A friend recently described Transactional Analysis.
I’m no expert. (I haven’t even read this.)
The General Idea
We act in a variety of ways: as a parent, as an adult, as a child. How we behave depends on how we interpret what’s happening. And we might interpret what’s happening as a parent, as an adult, as a child.
Think back to a time when you were frustrated. Where were you? What was going on? How did you respond. As a parent? As an adult? As a child? Did you start as a unhappy child, move to a scolding parent, end up (thankfully) as an equanimous adult?
Are You A Writer?
If so, perhaps you are like me. I draft as a parent, or child, or both-back-and-forth.
When I’m drafting posts in Net Cotton Content:
- I’ll whine about how I don’t like the world, about how — as my teacher, Srikumar Rao says — “the universe is not playing ball with [me].” That’s the child in me. In my case (children may vary), when I write as a child, my expectations are unreasonable and corrosively selfish.
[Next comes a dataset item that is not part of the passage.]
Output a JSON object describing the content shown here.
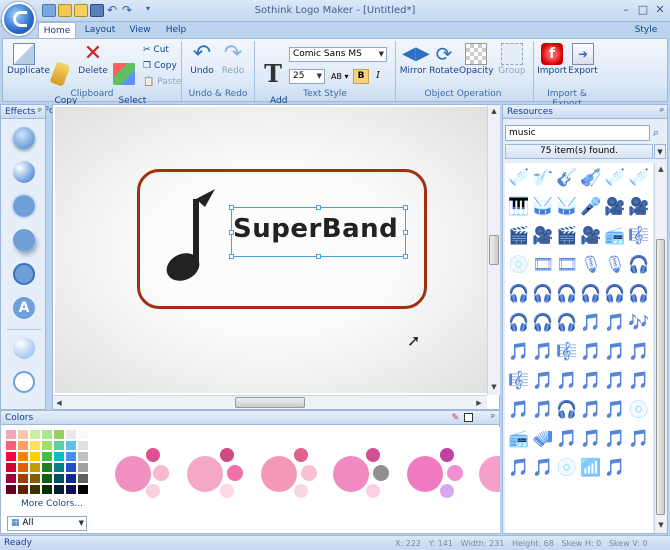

- I’ll scold you about your many failings. Most of those failings I have to assume, because I’m writing as a parent. In my case (parents may vary), my parental voice is filled with unreasonable fear and suspicious.
In the real world, as a child and parent, I am working to be less unreasonable. Less selfish. Less fearful and suspicious.
Then I edit as an adult. In my case (adults may vary), my adult edits from above the text looking down, with compassion on the writer and reader.